En Francia, cada año, el mismo evento denominado rentrée littéraire se produce al final del verano, cuando editores y libreros regresan de vacaciones y vuelven a consagrarse a sus actividades. ¿De qué se trata? Alrededor de 600 nuevos libros salen al mismo tiempo de las imprentas y se ven, así, publicados para ser distribuidos en las librerías, donde se da una guerra entre editores para tratar de ver sus obras exhibidas en las vitrinas de estos comercios. Guerra que se prolonga en los medios de comunicación para lograr que diarios, radio y televisión dediquen parte de sus espacios a los comentarios y críticas que conciernen a los libros y a las entrevistas de los autores de estos volúmenes. Es, pues, el regreso literario. Comienza de inmediato otro ritual: la atribución de los premios literarios: Goncourt, Renaudot, Femina, Médicis, Interallié, siendo los principales de ellos, los cuales aseguran a los autores laureados un momento de celebridad y, sobre todo, éxito de ventas importantes. Así, este regreso literario es una etapa esencial en el proceso de organización comercial del mercado del libro. Y no son tanto los lectores los que se buscan para abrir y leer las obras premiadas, son más bien los compradores la mira de las empresas de edición, especialmente en la época de los regalos de las fiestas navideñas y de fin de año cuando se pueden adquirir aunque no sea sino para adornar el árbol de Navidad.
Puede imaginarse, entonces, la lucha encarnizada entre los editores para obtener estos premios que representan un beneficio capital en el equilibrio de sus finanzas. De ahí provienen, sin duda, la dudosa reputación de la atribución de los premios y los rumores de sospechas sobre la composición de los jurados, cuyos miembros se encuentran a menudo ligados a tal o cual casa editorial, cuya empresa obtiene, como por azar, el premio más codiciado porque aporta el mayor número de compradores, como el galardón Goncourt, tan a menudo obtenido por las mismas empresas de edición: Gallimard, Grasset o Le Seuil. A tal extremo que conduce, a veces, a un escándalo como el que causó Julien Gracq cuando rechazó en forma brutal el Goncourt que se le atribuyó, ya que este gran escritor tenía horror de los juegos de un sistema que él juzgaba corrupto y al cual negaba poseer la menor autoridad literaria.

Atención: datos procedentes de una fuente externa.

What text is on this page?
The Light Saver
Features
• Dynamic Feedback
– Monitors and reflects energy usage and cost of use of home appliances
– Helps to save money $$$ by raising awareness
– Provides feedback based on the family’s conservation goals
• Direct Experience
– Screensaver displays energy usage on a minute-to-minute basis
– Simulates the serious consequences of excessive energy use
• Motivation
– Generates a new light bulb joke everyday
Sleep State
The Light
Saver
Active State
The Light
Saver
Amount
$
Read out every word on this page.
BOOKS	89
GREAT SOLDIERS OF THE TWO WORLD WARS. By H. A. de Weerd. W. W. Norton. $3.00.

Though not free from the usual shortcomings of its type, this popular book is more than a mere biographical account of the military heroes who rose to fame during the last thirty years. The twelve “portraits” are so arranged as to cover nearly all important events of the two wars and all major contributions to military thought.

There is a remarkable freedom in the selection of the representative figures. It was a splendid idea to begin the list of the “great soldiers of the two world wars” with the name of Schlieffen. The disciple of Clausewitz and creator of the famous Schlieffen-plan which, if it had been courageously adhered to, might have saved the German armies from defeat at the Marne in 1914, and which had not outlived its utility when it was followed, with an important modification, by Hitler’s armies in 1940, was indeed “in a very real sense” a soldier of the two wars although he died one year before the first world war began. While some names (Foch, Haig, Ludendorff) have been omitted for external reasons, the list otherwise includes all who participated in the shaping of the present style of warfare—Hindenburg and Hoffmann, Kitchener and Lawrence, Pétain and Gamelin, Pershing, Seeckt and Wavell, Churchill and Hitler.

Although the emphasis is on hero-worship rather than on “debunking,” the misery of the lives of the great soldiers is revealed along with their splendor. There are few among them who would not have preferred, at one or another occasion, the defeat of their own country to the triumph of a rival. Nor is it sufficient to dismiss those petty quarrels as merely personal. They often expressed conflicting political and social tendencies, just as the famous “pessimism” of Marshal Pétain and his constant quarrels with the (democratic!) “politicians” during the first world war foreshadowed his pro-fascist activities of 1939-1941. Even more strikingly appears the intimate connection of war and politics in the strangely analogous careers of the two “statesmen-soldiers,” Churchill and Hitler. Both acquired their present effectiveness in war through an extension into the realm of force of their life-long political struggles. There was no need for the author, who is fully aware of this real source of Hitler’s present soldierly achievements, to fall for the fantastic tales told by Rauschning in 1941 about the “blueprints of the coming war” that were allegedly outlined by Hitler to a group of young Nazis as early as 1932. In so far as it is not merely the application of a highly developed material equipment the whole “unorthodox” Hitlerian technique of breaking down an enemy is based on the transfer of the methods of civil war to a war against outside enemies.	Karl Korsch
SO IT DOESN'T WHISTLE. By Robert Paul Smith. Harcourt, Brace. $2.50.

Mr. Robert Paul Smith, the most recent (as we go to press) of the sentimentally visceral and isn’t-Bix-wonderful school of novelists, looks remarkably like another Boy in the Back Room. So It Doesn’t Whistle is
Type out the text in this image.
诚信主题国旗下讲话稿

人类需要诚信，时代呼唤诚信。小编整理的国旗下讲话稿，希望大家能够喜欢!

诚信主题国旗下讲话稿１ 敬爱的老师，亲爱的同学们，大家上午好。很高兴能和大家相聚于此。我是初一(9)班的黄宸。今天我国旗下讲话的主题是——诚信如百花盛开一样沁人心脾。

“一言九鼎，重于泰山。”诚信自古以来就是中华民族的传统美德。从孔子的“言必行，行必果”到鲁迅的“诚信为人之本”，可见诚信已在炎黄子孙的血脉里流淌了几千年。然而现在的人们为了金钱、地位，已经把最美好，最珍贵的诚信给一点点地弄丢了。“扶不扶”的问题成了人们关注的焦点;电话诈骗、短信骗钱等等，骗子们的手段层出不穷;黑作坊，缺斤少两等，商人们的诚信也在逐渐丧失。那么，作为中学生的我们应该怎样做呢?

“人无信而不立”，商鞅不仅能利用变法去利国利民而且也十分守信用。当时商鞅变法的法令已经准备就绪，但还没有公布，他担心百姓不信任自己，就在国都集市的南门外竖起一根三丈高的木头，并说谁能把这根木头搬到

Cabe reconocer que esta guerra literaria no es nueva ni exclusiva a un solo país. Intrigas y manipulaciones, más o menos ocultas, en ocasiones evidentes y escandalosas, ensucian la atribución de premios tan cotizados como el mismo Nobel, donde la política y los políticos se enfrentan con todo el peso de su influencia y su poderío. Así, el premio puede otorgarse, más que por la calidad literaria de la obra, por la posición política de su autor. Pero la política en boga es cambiante y los laureles pueden pasar de las cabezas de escritores considerados de izquierda a autores de ideas menos revolucionarias, de García Márquez a Octavio Paz. Durante años se negó el Nobel a escritores rusos que no fueran disidentes de la Unión Soviética, Pasternak o Solyenitzin. Los jurados descubren que también hay mujeres que escriben. Para no quedar atrás en busca de minorías se localizan autores en reservas o regiones alejadas de Occidente. A su vez, las universidades se inmiscuyen proponiendo sus candidatos. En la actualidad, la moda parece favorecer a los adeptos de la llamada “corrección política”. El premiado, entonces, deberá blandir sus armas por la conservación del planeta y de cuanta especie en vías de extinción se pueda encontrar, es decir, presentarse como un auténtico ecologista. Podrían, así, quedar excluidos de cualquier premio, importante o insignificante, los sospechosos de machismo, los fumadores, y tantos otros culpables de crímenes tan insidiosos como negarse a la escritura inclusiva. El premiado deberá exhibir la decorosa figura de la política correcta a la moda.